1
votes

I have a TIDHttp (Indy) component, retrieving a website, from where I get the html text to parse and with the data gathered display into a delphi form.

The code is working fine, but when more than 10 records are found, the website shows a link to a Next() javascript function that loads the next 10 records and so on.

Is there something that I can do with TIDHttp in order to execute the next() function ?

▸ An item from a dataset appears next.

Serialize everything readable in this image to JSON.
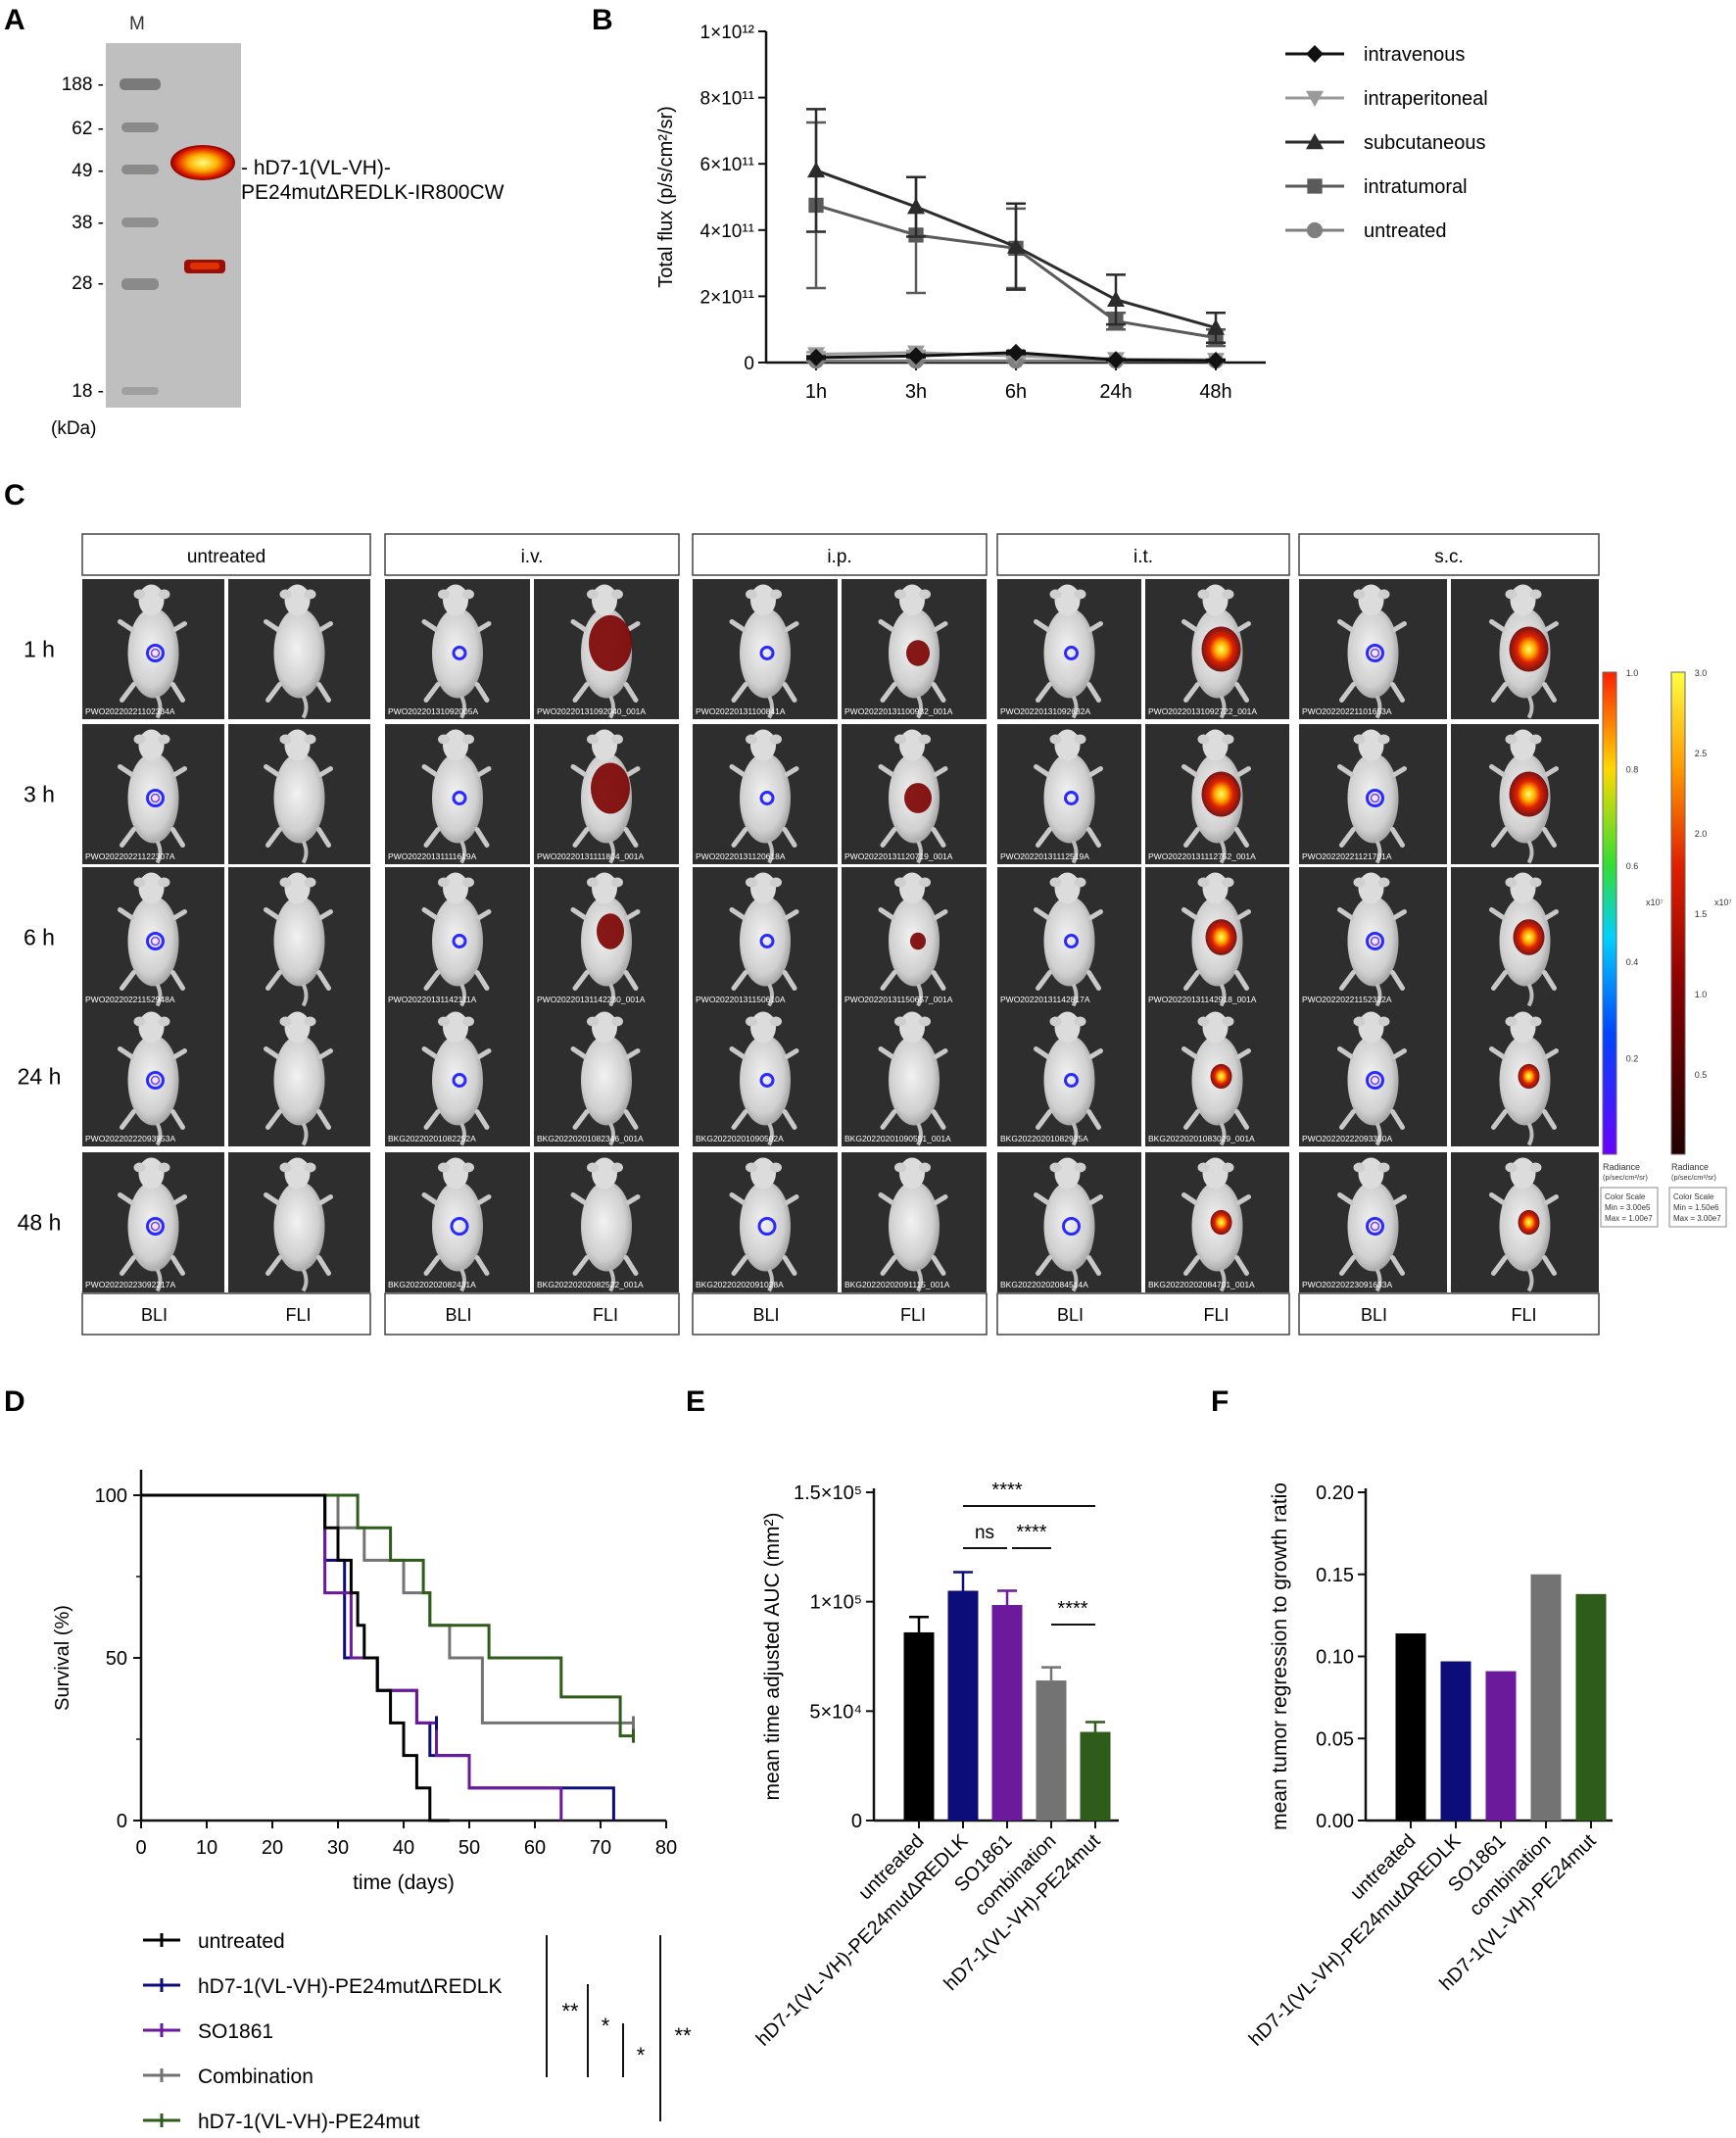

The code I'm using to retrieve the html text is as follows:

procedure TForm1.ObtemStringsCorreio(aParamEntrada:string; var aRetorno:TStringList);
var
    _ParamList : TStringList;
begin
    _ParamList := TStringList.Create;

    _ParamList.Add('cepEntrada=' + aParamEntrada);
    _ParamList.Add('tipoCep=ALL');
    _ParamList.Add('cepTemp=');
    _ParamList.Add('metodo=buscarCep');

    try
        aRetorno.Text := idhtp1.Post(cEngineCorreios, _ParamList);
        mmo1.Lines.Clear;
        mmo1.Text :=  aRetorno.Text;
    finally
        _ParamList.Free;
    end;
end;
1
It seems like you're trying to scrape a website for content. Are you sure that there are no APIs available that would allow you to access the data directly? Scraping is a method of last resort, generally discouraged by site owners, and it is naturally fragile. - J...
Thank your for the answer. I Already have read those posts. They use non official "Correios" database and "Correios" do not offer webservices. - Leo Bruno
You cannot execute Javascript with Indy. You would have to download and parse the HTML and Javascript to figure out what kind of HTTP request the script will generate when the button is clicked (or, just analyze the HTML/Javascript yourself and then hard-code the behavior into your code), and then you can send that new HTTP request using Indy to retrieve the next batch of data. - Remy Lebeau

1 Answers

3
votes

Indy is a communications library. It does not have any means for client side script execution. You will need to use another library for that.

A headless browser would be the ideal solution. A more heavyweight solution would be to embed a browser in a hidden form, and get it to do the work. You could use TWebBrowser, Chromium, etc. for this purpose.